South Main Street Entrance and Marquee: The aluminum marquee, with red panels and a back-lighted program directory, dates from 1945 as does the aluminum cladding of the entry. The existence of an earlier canopy or marquee can be deduced from the early cast lion's heads to which the marquee chains were presumably fastened. No other trace of this earlier feature remains.

An undistinguished aluminum ticket booth was placed in the street-level entrance at this time. since theatre tickets had hitherto been sold in the shop next door. Aluminum exit/entry doors bisect the floor mosiac in this small entry space. Before this renovation, street-level doors either existed outside the mosiac, along the street line (where any trace has been obliterated by the new marquee), or did not exist at all. The latter possibility, is supported by a row of original doors with locks at a landing between the street and the lobby level.

Upstairs Lobby and Theatre Interior: The principal interior changes were cosmetic. Most important was the installation of new seating at both the orchestra level and first balcony. Thirteen hundred seats were installed of which approximately 800-900 are still in place. The seating arrangement appears unchanged from the descriptions of the original theatre. The hollow steel seats are beige, of "streamlined" design, with raised embossing, rounded corners and edges, upholstered seats and backs and wooden arm rests (birch) above the pressed metal. The first balcony seating is slightly different in detail.

Besides new seating the Zeitz Company installed new carpeting and repainted the theater. Blue gray was used on the woodwork and red was used on plastered surfaces. This color scheme was coordinated with the new carpeting. Newspaper accounts imply total recarpeting, but the ornate red carpet with a foliate motif at the orchestra level may date from the 19th century. The red carpet with black lines on the balconies, however, can certainly be attributed to the 1940's.

The second balcony was closed to the public in 1946. A non-permanent screen was hung from the flies of the theater and a small projection booth was installed there. The "Voice of the Theatre," a new General Electric sound system was installed, Air-conditioners were probably installed in the late 1950's.
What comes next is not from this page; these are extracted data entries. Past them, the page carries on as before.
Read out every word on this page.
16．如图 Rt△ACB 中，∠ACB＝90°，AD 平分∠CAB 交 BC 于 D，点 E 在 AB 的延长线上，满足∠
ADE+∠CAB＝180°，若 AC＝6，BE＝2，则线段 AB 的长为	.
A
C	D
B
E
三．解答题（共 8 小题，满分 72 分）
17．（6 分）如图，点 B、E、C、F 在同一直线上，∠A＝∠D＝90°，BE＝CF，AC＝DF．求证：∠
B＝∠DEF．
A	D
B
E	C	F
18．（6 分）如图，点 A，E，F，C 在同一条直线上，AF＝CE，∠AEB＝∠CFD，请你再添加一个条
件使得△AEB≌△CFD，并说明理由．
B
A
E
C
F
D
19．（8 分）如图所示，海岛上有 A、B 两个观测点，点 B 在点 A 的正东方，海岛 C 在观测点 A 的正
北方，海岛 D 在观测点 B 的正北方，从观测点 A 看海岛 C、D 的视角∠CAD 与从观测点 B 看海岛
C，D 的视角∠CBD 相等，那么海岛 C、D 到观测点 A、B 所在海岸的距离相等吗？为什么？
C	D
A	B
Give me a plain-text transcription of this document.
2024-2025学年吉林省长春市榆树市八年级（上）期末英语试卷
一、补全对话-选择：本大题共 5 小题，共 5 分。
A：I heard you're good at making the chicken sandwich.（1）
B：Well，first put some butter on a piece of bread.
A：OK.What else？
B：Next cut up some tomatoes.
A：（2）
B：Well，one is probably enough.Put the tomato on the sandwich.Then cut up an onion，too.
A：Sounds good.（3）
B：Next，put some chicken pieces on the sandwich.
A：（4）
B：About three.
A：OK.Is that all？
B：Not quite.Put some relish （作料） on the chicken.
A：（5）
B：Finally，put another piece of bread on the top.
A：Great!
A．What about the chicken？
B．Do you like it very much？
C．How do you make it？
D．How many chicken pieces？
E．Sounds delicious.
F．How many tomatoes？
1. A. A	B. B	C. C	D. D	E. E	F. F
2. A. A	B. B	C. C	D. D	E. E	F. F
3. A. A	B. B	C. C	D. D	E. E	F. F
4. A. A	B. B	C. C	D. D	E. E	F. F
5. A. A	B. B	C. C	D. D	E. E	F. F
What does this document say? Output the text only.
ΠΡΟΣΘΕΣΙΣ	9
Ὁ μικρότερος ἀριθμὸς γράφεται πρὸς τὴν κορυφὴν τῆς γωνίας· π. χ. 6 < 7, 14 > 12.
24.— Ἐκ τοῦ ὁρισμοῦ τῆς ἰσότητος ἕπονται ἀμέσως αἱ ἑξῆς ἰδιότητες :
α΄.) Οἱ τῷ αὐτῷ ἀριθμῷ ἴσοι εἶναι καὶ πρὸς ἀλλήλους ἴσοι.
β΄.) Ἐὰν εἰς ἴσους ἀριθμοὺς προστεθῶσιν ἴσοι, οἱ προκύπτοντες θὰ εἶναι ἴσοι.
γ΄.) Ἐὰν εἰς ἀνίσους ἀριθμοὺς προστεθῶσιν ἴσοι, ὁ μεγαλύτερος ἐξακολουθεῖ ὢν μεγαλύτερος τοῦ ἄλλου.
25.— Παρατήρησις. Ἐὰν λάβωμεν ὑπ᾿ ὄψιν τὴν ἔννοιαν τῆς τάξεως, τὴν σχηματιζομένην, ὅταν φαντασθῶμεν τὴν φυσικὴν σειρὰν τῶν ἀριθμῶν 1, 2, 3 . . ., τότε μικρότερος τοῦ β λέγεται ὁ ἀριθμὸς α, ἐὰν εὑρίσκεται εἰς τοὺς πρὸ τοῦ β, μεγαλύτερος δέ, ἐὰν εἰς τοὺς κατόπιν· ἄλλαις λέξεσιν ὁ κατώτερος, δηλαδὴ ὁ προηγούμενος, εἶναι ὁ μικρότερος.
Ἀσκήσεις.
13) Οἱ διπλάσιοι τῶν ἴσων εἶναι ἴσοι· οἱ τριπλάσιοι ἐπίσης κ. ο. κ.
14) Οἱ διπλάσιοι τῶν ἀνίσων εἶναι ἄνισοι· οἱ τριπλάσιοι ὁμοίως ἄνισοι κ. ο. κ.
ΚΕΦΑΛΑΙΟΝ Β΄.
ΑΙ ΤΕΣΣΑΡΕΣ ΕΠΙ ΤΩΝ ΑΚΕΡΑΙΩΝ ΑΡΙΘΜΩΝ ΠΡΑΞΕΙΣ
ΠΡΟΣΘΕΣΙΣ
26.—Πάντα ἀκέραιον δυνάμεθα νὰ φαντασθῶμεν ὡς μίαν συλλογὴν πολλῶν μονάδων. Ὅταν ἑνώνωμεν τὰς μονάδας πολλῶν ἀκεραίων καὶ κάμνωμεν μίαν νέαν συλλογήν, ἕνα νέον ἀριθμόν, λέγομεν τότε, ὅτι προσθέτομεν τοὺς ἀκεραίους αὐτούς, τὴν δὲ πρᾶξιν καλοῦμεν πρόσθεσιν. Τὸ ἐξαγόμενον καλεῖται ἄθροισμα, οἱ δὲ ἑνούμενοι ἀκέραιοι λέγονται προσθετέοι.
Washrooms: Materials and fixtures used in renovation of the washrooms included asbestos floor tiles, cardboard walls and inexpensive white fixtures.

Chandelier: The only other significant element of the remodelling was the cleaning of the huge, central chandelier. According to the newspaper account "The chandelier in the center, a mark of distinction in the past, has been renovated and polished until it blazes with a veritable sunburst when lighted." Presumably, this dominant element of the interior is not mentioned in the earliest accounts, which talk instead of gas jets at various locations. The chandelier was probably added in the early 20th century although no records of this addition have been located. Installation of the chandelier may have been associated with William 0. Dunn's purchase and mortgage in 1910.

In 1946 fire escapes were added to the south and east walls of the theatre, facing the rear courtyard and Second Street respectively. New exit doors were opened to each of these two fire escapes from all levels, making a total of six new exits.